Anyone who attended a Glen Campbell concert during his 2012 farewell tour won't forget the emotional power of watching a legend wrestling with Alzheimer's disease, missing cues and lyrics yet playing guitar as well as ever.
These days, even Campbell's muscle memory has failed him.
"Sadly, if you live long enough into this disease you even lose that," Kim Campbell said Monday while visiting the Palms of Largo, a senior living and memory care community. "He cannot play guitar anymore. I don't even know if he knows what it's for.
"But our children come and play for him. It's hard to tell if he's responding to it much. Sometimes he'll listen and sometimes he's distracted. He's in his own world right now."
Campbell's visit was part of her collaboration with The Goodman Group, touring several of the health care company's 33 locations nationwide with the Oscar nominated documentary Glen Campbell: I'll Be Me, chronicling his Alzheimer's decline.
One of the most popular recording stars ever, Glen Campbell is presently living in a memory care community in Nashville. The Grammy winning performer of such classics as Rhinestone Cowboy, By the Time I Get to Phoenix and Gentle on My Mind moved back there last November, after a short-lived attempt at homebound care.
"We've entered the later stages of the illness," Kim Campbell said. "Some people can remain at home but everybody eventually needs 24/7 care.
"Glen's getting great care, he's happy, he's cheerful. He's healthy but he has lost most of his language skills. He doesn't understand anything anyone is saying to him.
"But there's life and energy and community. He's there with other people — doctors, lawyers — who are all facing the same thing. I'm in a community with other family members who are going through the same thing."
Coincidentally, Campbell visited Largo a day after former First Lady Nancy Reagan died at age 94. Tributes to Mrs. Reagan invariably noted her unwavering concern for former President Ronald Reagan after his Alzheimer's diagnosis.
"She did a lot to protect her husband's legacy and his dignity," Kim Campbell said. "For a lot of people in the past, going into seclusion was what they did. I totally respect that. In their situation that was the right thing to do.
"Glen is one of the first people who came out and lived with dementia before the public. It was his choice to do it. He was, I think, really brave. Now we've reached that stage where I am trying to protect his dignity."
Part of that process is not revealing the name of her husband's memory care community.
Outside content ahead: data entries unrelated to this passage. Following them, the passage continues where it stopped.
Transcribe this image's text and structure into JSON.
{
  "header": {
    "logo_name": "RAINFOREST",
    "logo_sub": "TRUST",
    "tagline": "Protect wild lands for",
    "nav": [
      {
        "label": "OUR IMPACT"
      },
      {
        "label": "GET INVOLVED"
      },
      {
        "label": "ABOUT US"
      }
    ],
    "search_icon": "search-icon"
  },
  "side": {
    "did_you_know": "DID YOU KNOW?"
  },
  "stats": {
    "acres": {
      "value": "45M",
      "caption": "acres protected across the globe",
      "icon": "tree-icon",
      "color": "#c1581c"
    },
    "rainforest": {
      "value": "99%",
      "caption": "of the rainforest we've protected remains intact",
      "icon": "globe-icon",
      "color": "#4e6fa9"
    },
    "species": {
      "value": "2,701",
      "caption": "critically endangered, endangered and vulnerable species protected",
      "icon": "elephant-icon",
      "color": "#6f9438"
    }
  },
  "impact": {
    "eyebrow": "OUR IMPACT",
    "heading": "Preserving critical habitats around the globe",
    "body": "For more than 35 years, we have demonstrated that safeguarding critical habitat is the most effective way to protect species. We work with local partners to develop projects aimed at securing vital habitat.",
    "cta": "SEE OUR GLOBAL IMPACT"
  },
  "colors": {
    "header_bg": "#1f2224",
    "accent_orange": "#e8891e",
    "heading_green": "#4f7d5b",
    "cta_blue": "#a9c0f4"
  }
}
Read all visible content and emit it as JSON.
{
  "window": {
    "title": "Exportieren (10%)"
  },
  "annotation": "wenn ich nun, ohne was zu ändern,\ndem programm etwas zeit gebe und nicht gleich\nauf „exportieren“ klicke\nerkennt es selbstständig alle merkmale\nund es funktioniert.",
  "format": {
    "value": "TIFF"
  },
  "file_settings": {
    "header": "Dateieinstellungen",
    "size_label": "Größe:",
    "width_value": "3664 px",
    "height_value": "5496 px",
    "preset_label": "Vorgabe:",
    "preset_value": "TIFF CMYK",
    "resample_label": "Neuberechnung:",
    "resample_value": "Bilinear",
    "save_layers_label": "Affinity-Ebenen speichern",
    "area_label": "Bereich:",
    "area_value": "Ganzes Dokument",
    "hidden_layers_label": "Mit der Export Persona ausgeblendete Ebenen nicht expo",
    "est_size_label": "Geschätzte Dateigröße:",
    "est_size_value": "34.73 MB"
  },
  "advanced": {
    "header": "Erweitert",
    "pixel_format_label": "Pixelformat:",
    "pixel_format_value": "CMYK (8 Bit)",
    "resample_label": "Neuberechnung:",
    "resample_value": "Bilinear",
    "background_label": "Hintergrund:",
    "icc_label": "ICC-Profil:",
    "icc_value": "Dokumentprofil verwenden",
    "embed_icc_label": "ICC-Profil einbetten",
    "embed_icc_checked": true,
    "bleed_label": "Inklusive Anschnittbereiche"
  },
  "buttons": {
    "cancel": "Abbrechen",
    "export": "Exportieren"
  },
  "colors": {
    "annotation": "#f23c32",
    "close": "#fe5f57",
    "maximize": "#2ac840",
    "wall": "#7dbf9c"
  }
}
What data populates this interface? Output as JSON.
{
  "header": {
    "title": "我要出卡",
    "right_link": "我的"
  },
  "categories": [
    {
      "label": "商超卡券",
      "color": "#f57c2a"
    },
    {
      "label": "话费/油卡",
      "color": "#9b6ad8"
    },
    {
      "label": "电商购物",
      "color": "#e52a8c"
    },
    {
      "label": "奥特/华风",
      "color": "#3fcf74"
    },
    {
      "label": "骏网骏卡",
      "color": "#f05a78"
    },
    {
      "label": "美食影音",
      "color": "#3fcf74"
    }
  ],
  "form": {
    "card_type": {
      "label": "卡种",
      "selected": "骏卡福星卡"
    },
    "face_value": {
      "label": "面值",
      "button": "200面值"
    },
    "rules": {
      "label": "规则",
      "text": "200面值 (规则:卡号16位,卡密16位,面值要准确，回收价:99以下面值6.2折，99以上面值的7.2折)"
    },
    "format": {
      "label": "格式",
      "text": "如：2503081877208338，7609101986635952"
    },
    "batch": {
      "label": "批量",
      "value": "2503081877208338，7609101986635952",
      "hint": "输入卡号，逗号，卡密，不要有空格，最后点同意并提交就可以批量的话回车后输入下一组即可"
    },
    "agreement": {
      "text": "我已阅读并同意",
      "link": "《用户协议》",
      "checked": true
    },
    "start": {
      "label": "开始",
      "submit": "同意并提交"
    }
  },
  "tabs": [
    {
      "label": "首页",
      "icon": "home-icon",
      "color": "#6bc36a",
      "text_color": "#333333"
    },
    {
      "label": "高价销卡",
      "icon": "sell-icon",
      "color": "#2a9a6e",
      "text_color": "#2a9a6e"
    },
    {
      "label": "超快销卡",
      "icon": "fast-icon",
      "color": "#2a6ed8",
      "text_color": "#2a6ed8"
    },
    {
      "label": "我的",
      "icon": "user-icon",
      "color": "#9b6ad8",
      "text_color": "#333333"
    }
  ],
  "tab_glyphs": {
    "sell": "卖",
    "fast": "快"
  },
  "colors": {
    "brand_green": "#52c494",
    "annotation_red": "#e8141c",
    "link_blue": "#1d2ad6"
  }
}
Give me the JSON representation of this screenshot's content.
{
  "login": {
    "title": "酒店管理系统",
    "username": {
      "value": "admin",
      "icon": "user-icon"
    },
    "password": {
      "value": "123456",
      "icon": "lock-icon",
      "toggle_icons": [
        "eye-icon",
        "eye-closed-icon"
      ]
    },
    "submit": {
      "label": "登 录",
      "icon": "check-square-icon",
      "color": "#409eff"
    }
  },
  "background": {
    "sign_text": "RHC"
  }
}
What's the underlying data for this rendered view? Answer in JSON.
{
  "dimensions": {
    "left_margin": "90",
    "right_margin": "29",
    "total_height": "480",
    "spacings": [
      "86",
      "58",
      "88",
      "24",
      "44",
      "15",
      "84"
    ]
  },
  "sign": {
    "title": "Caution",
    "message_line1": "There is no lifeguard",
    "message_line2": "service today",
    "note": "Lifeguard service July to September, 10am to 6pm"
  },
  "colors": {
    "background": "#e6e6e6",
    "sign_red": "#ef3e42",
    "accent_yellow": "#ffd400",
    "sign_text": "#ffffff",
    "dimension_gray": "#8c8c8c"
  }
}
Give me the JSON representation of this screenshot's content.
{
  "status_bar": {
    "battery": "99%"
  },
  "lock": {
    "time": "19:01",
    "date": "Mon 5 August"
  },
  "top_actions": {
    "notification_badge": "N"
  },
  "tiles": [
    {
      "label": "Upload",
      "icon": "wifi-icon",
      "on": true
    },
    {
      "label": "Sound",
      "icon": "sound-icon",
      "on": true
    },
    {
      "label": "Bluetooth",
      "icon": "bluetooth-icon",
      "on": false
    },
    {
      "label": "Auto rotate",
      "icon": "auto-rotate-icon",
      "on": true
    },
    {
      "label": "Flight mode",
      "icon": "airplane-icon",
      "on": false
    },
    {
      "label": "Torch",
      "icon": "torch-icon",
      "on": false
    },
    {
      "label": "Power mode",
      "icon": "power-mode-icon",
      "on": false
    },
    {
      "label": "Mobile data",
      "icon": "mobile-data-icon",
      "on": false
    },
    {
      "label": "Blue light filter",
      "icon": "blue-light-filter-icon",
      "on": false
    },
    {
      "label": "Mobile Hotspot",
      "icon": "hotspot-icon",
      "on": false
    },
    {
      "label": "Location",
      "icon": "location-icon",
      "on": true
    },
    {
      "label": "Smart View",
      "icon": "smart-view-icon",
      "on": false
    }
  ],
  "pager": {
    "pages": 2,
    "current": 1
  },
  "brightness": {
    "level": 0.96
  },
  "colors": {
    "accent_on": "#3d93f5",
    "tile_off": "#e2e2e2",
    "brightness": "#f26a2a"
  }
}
"It's hard sometimes for fans to understand," she said. "They still want access to him. We allowed that access for so long but now it's time for him to have privacy and dignity."
Campbell said living with an Alzheimer's patient isn't always dignified. She admits that "depression, the lack of sleep, the burnout" wears on her and family members.
"A lot of people with dementia become combative, like when I bathe him or change his clothes," Campbell said. "Otherwise he's as sweet as can be."
Once when Campbell was dressing her husband, "he gave me a black eye, just punched me right in the eye," she said. "I know he loves me and it's not anything to do with (abuse). It's just that he can't communicate and that's his reflex.
"There are also dangerous things they do, like pick up a knife and not know what it's for. Glen would put a straw hat on top of a lamp and I'd find it just as hot as it could be, ready to start a fire.
"Another time Glen stood on top of a glass tea cart, trying to climb through a kitchen window. He could've gone right through that (glass top) and cut his legs to pieces. And it was on wheels."
After 34 years of marriage, the Campbells are separated by cruel fate yet bonded spiritually.
"Faith has always been the central part of our relationship," she said. "I'm so pleased that as Glen has entered the later stages of this illness, it's evident that he has retained his awareness of God.
"There have been times when he'd walk over to a window and look at the beautiful trees outside, and he'd just raise his hands and say, 'Thank you, heavenly father.' He could barely speak at all but he could come up with, 'We're so blessed,' or 'Thank you, heavenly father.' That really comforts me to know that he has that sense of God's presence in his life, that he's not alone, even if I'm not right next to him."